Pour ses balbutiements sur les territoires, la loi HPST connaît déjà de nombreuses difficultés de mise en route, en particulier, avec les préfigurateurs des agences régionales de santé qui ont du mal à intégrer les différentes entités (URCAM, ARH, DRASS…). Il y a là des problématiques « pratico-pratiques » à l’évidence bien difficiles à résoudre.

 

Mais plus grave encore, à la lecture des premiers projets de décret de la loi HPST, je suis très inquiet sur la volonté de régionalisation et de représentation des professionnels de santé, et bien entendu, des URML au sein de la conférence régionale de santé ou des autres structures représentatives de la politique de santé en région.

 

A l’évidence, la loi HPST, dans sa mise en place sur le territoire régional, favorise une diminution du pouvoir politique des syndicats nationaux sans pour autant donner plus de pouvoir aux syndicats régionaux ou aux unions régionales des médecins libéraux. Sans aucun doute, cette loi préfigure une perte du  pouvoir médical.
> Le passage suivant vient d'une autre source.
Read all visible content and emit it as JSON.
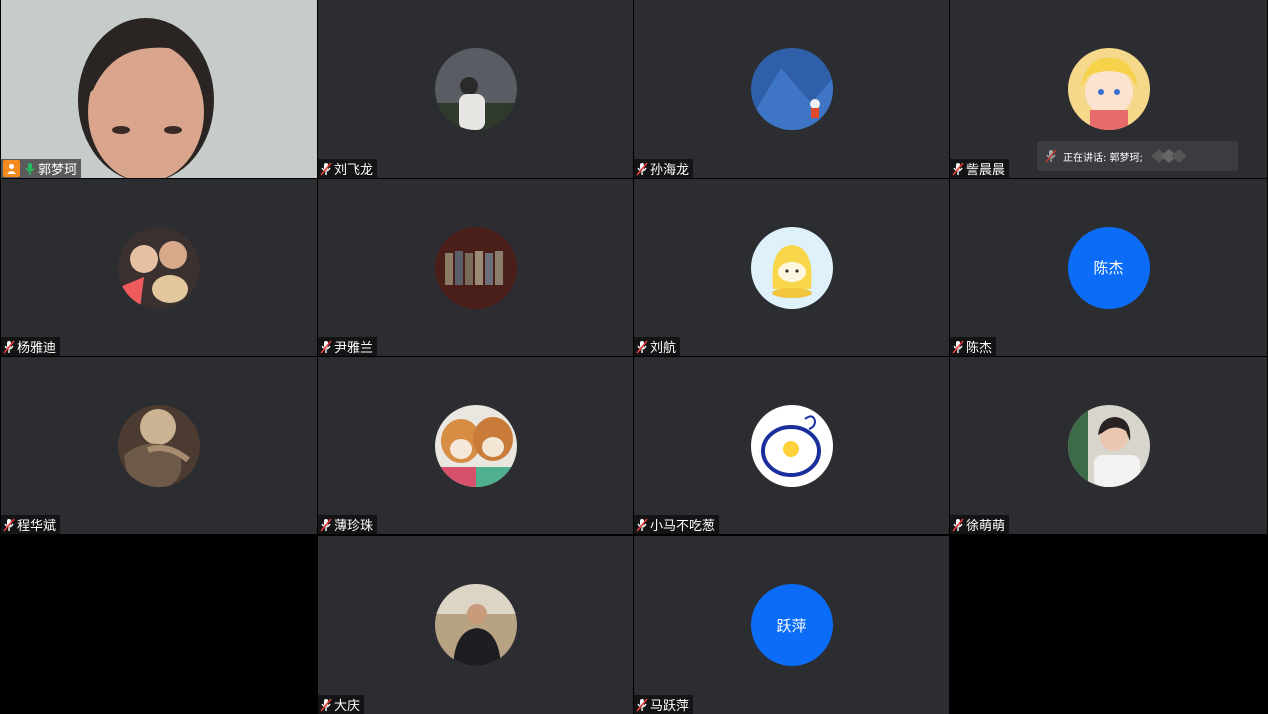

Pour preuve, le projet de décret sur la validation des budgets pour la politique régionale de santé au sein des ARS ; l’Etat aura un pouvoir de 8 voix sur 24, sachant qu’il faut les 2/3 pour s’opposer au budget, cela se traduira donc par un pouvoir total de l’Etat sur la santé en région.

 

Il n’y a donc pas de volonté de régionalisation, seulement, une déconcentralisation, c’est-à-dire, transférer la gestion des dépenses de santé au niveau des ARS, dépenses qui relèvent en réalité de l’Etat.

 

Face à cette attitude déconcertante du ministère, plusieurs possibilités s’offrent à nous :

- soit nous attendons l’arrivée d’un nouveau ministre de la santé qui sera accompagnée d’une nouvelle loi (c’est la coutume)…,

- soit plus sérieusement, nous nous mobilisons, refusons la politique de la chaise vide, négocions pas à pas, et favorisons, au niveau régional, l’union syndicale pour développer un seul et même discours afin de montrer notre détermination !

 

Si cela ne suffit pas, alors des actions syndicales sont à craindre. 

Ensemble défendons la santé !

 

 Dr Philippe BOUTIN, Président de l' URML Poitou-Charentes - Poitiers, Mars 2010.